Le champ des SHS se réfère ainsi à : la sociologie, l’anthropologie culturelle, l’ethnologie, l’économie, l’histoire, la
géographie humaine, les sciences politiques, la démographie, la psychologie, la linguistique, les sciences de la
communication, la philosophie, le droit, les sciences de l’éducation.
Le présent document se consacre plus particulièrement aux approches de la sociologie, de l’anthropologie
culturelle et de l’ethnologie appliquées au champ de l’environnement, simplifiées sous l’appellation « socio-
anthropologie de l’environnement », qui néanmoins intègre des aspects relevant des sciences politiques… elles-
mêmes s’intéressant de près aux « logiques sociales à l’œuvre dans la vie politique ».
Les apports de la dimension sociale de l’eau
Des retards dans le développement des projets écologiques, des situations de blocages, des zones d’ombres,
mais aussi des opportunités, des vecteurs de mobilisation à ne pas manquer, et tout simplement des spécificités
territoriales à intégrer dans toute démarche environnementale… Voilà non pas tout le poids du social, mais la
mise en évidence d’une nécessaire prise en considération des contraintes et potentialités territoriales qui, d’une
manière ou d’une autre, influeront sur la mise en œuvre des politiques de l’eau.
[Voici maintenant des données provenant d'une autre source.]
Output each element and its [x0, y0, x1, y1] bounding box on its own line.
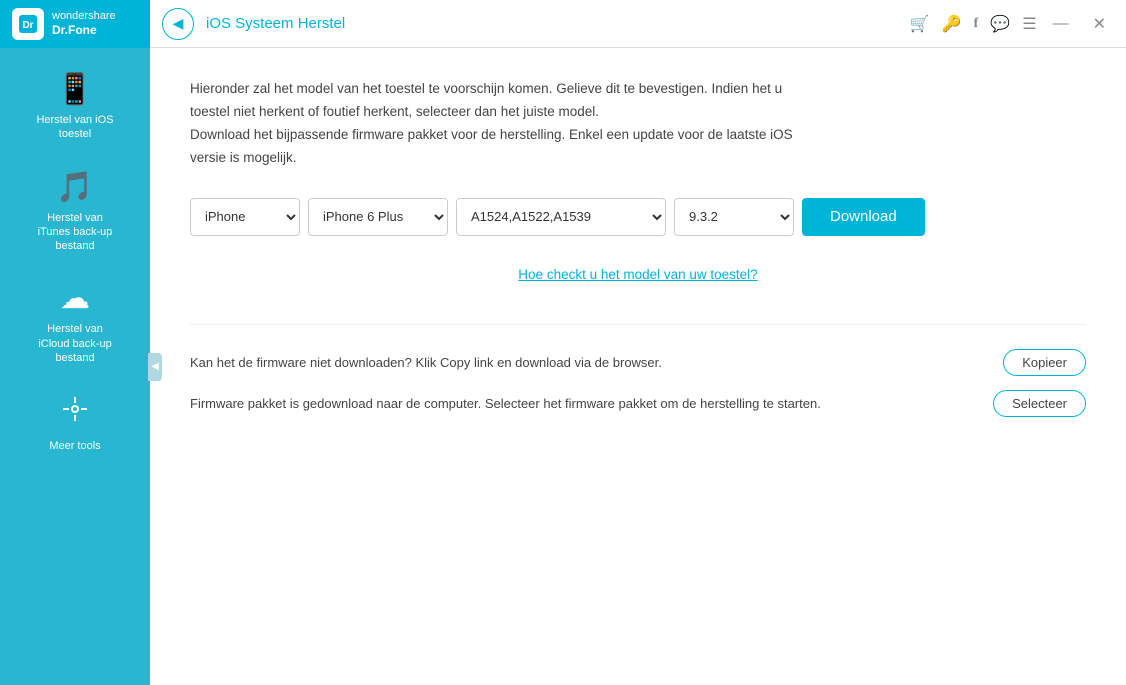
- logo-text: wondershare Dr.Fone: [52, 10, 116, 38]
- close-button[interactable]: ✕: [1085, 10, 1114, 38]
- sidebar-item-herstel-itunes[interactable]: 🎵 Herstel vaniTunes back-upbestand: [0, 156, 150, 268]
- sidebar-item-meer-tools[interactable]: Meer tools: [0, 379, 150, 467]
- selecteer-button[interactable]: Selecteer: [993, 390, 1086, 417]
- page-title: iOS Systeem Herstel: [206, 15, 910, 32]
- music-icon: 🎵: [56, 170, 93, 205]
- check-link-container: Hoe checkt u het model van uw toestel?: [190, 266, 1086, 284]
- desc-line2: toestel niet herkent of foutief herkent,…: [190, 101, 1086, 124]
- minimize-button[interactable]: —: [1045, 10, 1077, 38]
- sidebar-item-herstel-icloud[interactable]: ☁ Herstel vaniCloud back-upbestand: [0, 267, 150, 379]
- menu-icon[interactable]: ☰: [1022, 14, 1036, 34]
- description-box: Hieronder zal het model van het toestel …: [190, 78, 1086, 170]
- copy-firmware-row: Kan het de firmware niet downloaden? Kli…: [190, 349, 1086, 376]
- check-model-link[interactable]: Hoe checkt u het model van uw toestel?: [518, 267, 757, 282]
- download-button[interactable]: Download: [802, 198, 925, 236]
- device-select[interactable]: iPhone iPad iPod: [190, 198, 300, 236]
- variant-select[interactable]: A1524,A1522,A1539 A1524,A1522 A1539: [456, 198, 666, 236]
- title-bar: Dr wondershare Dr.Fone ◀ iOS Systeem Her…: [0, 0, 1126, 48]
- back-button[interactable]: ◀: [162, 8, 194, 40]
- app-layout: 📱 Herstel van iOStoestel 🎵 Herstel vaniT…: [0, 48, 1126, 685]
- sidebar-item-meer-tools-label: Meer tools: [49, 439, 100, 453]
- sidebar-item-herstel-icloud-label: Herstel vaniCloud back-upbestand: [38, 322, 111, 365]
- window-controls: — ✕: [1045, 10, 1114, 38]
- bottom-section: Kan het de firmware niet downloaden? Kli…: [190, 324, 1086, 417]
- sidebar-item-herstel-ios-label: Herstel van iOStoestel: [36, 113, 113, 142]
- phone-icon: 📱: [56, 72, 93, 107]
- cart-icon[interactable]: 🛒: [910, 14, 930, 34]
- selectors-row: iPhone iPad iPod iPhone 6 Plus iPhone 6 …: [190, 198, 1086, 236]
- key-icon[interactable]: 🔑: [942, 14, 962, 34]
- copy-firmware-text: Kan het de firmware niet downloaden? Kli…: [190, 355, 1003, 370]
- logo-icon: Dr: [12, 8, 44, 40]
- cloud-icon: ☁: [60, 281, 90, 316]
- facebook-icon[interactable]: f: [974, 16, 979, 32]
- kopieer-button[interactable]: Kopieer: [1003, 349, 1086, 376]
- toolbar-icons: 🛒 🔑 f 💬 ☰: [910, 14, 1037, 34]
- logo: Dr wondershare Dr.Fone: [0, 0, 150, 48]
- desc-line1: Hieronder zal het model van het toestel …: [190, 78, 1086, 101]
- sidebar: 📱 Herstel van iOStoestel 🎵 Herstel vaniT…: [0, 48, 150, 685]
- select-firmware-text: Firmware pakket is gedownload naar de co…: [190, 396, 993, 411]
- version-select[interactable]: 9.3.2 9.3.1 9.3 9.2.1: [674, 198, 794, 236]
- desc-line4: versie is mogelijk.: [190, 147, 1086, 170]
- main-content: Hieronder zal het model van het toestel …: [150, 48, 1126, 685]
- select-firmware-row: Firmware pakket is gedownload naar de co…: [190, 390, 1086, 417]
- tools-icon: [59, 393, 91, 433]
- svg-text:Dr: Dr: [22, 20, 33, 31]
- chat-icon[interactable]: 💬: [990, 14, 1010, 34]
- model-select[interactable]: iPhone 6 Plus iPhone 6 iPhone 6s iPhone …: [308, 198, 448, 236]
- sidebar-item-herstel-ios[interactable]: 📱 Herstel van iOStoestel: [0, 58, 150, 156]
- sidebar-item-herstel-itunes-label: Herstel vaniTunes back-upbestand: [38, 211, 113, 254]
- desc-line3: Download het bijpassende firmware pakket…: [190, 124, 1086, 147]
- sidebar-collapse-btn[interactable]: ◀: [148, 353, 162, 381]
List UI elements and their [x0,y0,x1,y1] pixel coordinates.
Observer les dynamiques sociales et les multiples interconnexions entre des politiques environnementales, des
communautés et des sociétés peut contribuer à :
Eclairer la prise de décision, quelle que soit sa nature, par une vision affinée des composantes territoriales et
sociales en lien direct ou indirect avec les enjeux de l’eau.
Enrichir la pratique de l’ingénierie environnementale par l’ouverture du champ des compétences, s’orienter sur
une posture transversale capable de proposer des alternatives aux seules solutions techniques.
Se donner les moyens de répondre aux exigences de démocratie participative, en identifiant précisément les
publics concernés, leurs profils, leur positionnement et leurs motivations, et en proposant des dispositifs et des
argumentaires adaptés à engager le dialogue avec les décideurs, les représentants institutionnels, les usagers
socioprofessionnels, les citoyens.
Construire des référentiels d’évaluation des programmes pour en mesurer et qualifier l’efficacité mais aussi,
plus largement, s’interroger sur leur utilité sociale.